Recent diplomatic and economic sanctions on Qatar by a group of states led by Saudi Arabia, the UAE, Bahrain, Egypt, Libya, Yemen and a few other small countries is expected to have severe consequences on Qatar’s economy if the impasse is to continue for a longer period, according to analysts.
The political rift has created much uncertainty and is likely to impact the flow of people, trade and capital which could delay the execution of projects as Qatar prepares to host World Cup 2022, Yahoo reported.
With the crisis getting stretched, analysts fear a prolonged isolation of Qatar’s economy by its neighbors could result in Qatari economy facing sharp decline in growth.
According to the Institute of International Finance, a Washington headquartered global association of the financial services industry, if the current crisis persists for an extended period and ties deteriorate further, Qatar’s GDP growth could decline to 1.2% in 2017 and 2% in 2018, principally due to lower non-hydrocarbon growth impacted by increased uncertainty weighing on investment and a tighter financial environment and perhaps deposit flight which could raise the cost of funds.
Cuts in financial ties and increased counterparty concerns could hinder ease of doing business and trade finance. “In this scenario, lower than expected nonhydrocarbon revenue could widen the fiscal deficit to 7.8% of GDP in 2017. The external current account deficit could remain at around 2% of GDP as the sharp fall in travel and transport related service receipts due the prolonged travel bans of neighbors and airspace closures,” said Boban Markovic, Research Analyst at IIF.
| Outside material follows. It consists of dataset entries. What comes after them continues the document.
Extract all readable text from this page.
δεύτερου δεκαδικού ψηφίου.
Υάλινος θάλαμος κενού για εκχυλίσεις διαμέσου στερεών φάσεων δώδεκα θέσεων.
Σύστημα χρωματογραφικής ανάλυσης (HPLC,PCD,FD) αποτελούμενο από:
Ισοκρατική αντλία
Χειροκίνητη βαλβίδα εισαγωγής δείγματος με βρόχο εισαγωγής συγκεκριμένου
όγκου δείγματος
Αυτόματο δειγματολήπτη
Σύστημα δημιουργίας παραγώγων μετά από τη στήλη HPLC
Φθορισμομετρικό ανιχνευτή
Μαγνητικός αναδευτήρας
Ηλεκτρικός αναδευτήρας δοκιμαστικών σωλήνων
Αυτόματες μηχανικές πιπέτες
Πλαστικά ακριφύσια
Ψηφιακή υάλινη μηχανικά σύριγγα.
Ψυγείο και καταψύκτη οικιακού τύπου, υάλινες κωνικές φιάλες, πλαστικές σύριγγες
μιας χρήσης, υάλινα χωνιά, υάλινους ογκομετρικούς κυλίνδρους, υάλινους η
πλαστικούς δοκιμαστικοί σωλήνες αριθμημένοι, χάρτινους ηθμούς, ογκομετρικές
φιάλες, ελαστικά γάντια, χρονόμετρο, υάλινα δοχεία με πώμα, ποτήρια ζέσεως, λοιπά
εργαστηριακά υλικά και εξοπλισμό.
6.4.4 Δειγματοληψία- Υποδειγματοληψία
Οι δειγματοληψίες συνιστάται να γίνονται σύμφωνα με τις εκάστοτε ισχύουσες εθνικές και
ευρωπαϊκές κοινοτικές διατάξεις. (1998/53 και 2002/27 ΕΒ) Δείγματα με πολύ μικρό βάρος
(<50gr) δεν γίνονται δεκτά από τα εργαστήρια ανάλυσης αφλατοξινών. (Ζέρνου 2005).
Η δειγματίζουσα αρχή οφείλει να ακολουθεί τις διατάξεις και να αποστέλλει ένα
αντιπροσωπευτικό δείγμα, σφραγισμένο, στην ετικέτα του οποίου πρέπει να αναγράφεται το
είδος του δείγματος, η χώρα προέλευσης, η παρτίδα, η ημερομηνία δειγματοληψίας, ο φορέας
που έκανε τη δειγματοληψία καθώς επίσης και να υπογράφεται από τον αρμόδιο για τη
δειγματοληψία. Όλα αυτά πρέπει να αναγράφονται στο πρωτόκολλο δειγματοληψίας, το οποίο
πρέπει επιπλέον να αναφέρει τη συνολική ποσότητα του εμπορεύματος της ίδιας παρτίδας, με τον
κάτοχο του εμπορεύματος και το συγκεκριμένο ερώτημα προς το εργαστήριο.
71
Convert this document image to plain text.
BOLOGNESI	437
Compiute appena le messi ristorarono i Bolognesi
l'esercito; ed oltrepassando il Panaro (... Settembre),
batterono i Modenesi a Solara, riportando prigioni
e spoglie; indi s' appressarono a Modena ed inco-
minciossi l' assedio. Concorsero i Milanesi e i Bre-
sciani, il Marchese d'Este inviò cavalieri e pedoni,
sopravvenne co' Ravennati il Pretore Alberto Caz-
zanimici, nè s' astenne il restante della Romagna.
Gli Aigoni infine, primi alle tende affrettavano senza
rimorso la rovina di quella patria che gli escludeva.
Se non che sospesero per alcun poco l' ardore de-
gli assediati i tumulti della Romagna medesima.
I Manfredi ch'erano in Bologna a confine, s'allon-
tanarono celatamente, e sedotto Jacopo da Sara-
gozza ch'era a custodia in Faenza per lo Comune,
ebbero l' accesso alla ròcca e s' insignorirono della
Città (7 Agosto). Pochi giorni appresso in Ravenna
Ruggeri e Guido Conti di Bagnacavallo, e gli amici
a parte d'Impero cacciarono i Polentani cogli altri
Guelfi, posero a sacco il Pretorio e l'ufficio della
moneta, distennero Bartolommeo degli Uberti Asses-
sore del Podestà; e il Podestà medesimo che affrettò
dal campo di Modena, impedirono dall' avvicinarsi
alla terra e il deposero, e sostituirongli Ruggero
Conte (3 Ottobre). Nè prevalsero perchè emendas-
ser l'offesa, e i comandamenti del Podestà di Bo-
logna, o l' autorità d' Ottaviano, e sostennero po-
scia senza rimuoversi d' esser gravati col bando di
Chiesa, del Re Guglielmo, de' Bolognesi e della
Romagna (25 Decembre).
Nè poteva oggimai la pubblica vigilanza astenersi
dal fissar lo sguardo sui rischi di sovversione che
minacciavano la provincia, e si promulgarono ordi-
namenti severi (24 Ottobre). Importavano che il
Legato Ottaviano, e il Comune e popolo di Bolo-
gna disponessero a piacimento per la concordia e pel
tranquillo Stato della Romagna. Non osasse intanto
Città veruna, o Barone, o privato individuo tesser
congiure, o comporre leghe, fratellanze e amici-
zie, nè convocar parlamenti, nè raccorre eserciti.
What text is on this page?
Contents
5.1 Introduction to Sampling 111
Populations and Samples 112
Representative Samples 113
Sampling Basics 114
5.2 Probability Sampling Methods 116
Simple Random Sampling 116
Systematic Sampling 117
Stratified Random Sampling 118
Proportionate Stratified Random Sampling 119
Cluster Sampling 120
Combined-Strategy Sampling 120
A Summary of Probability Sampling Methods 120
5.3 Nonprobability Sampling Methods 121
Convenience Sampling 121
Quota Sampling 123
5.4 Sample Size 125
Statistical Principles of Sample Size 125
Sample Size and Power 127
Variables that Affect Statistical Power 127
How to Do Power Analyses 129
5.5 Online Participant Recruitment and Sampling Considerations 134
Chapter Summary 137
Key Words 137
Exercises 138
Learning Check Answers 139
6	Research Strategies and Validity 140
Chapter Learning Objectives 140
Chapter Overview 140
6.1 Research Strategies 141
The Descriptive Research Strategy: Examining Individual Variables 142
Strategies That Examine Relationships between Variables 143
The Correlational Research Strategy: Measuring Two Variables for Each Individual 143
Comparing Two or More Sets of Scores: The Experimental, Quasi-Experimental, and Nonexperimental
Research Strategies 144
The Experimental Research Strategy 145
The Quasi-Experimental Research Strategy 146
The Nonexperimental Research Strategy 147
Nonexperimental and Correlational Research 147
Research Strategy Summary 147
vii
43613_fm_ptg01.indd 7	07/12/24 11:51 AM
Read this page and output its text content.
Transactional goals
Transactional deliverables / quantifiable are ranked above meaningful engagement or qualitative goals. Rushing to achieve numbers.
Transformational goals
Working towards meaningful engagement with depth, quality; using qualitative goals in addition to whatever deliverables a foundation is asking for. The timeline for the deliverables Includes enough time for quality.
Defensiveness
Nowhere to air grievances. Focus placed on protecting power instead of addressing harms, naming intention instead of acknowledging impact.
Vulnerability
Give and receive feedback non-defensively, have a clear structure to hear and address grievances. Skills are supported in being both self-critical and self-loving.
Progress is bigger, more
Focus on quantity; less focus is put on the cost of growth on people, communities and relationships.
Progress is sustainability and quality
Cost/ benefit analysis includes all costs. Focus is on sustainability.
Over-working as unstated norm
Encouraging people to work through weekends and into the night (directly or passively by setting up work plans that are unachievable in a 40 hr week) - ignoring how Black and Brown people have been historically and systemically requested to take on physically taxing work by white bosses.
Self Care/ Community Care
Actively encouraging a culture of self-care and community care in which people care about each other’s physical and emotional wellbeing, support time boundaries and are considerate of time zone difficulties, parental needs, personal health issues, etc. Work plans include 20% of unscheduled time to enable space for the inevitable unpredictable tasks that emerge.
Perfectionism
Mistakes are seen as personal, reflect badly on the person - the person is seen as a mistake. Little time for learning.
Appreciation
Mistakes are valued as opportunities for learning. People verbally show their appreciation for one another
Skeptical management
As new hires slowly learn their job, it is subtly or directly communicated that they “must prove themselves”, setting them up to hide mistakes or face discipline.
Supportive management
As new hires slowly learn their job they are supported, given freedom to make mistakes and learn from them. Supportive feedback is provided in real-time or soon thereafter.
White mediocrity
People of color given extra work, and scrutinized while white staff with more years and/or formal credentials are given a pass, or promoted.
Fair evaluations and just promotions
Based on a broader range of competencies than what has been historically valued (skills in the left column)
While global credit rating agency Standard & Poor’s has downgraded the sovereign ratings of Qatar and changed the outlook of some of the leading corporate entities with negative implications, other rating agencies have warned of potential rating downgrade and or change in outlook to negative.
S&P was the first to lower its long-term rating on Qatar to AA- from AA and placed the rating on credit watch with negative implications.
“We believe this will exacerbate Qatar’s external vulnerabilities and could put pressure on its economic growth and fiscal metrics,” said S&P’s credit analysts Benjamin Young.
This followed a number of rating related changes by S&P on Qatari banks and corporates ranging from downgrades to placing companies on watch list to changing outlooks from stable to negative.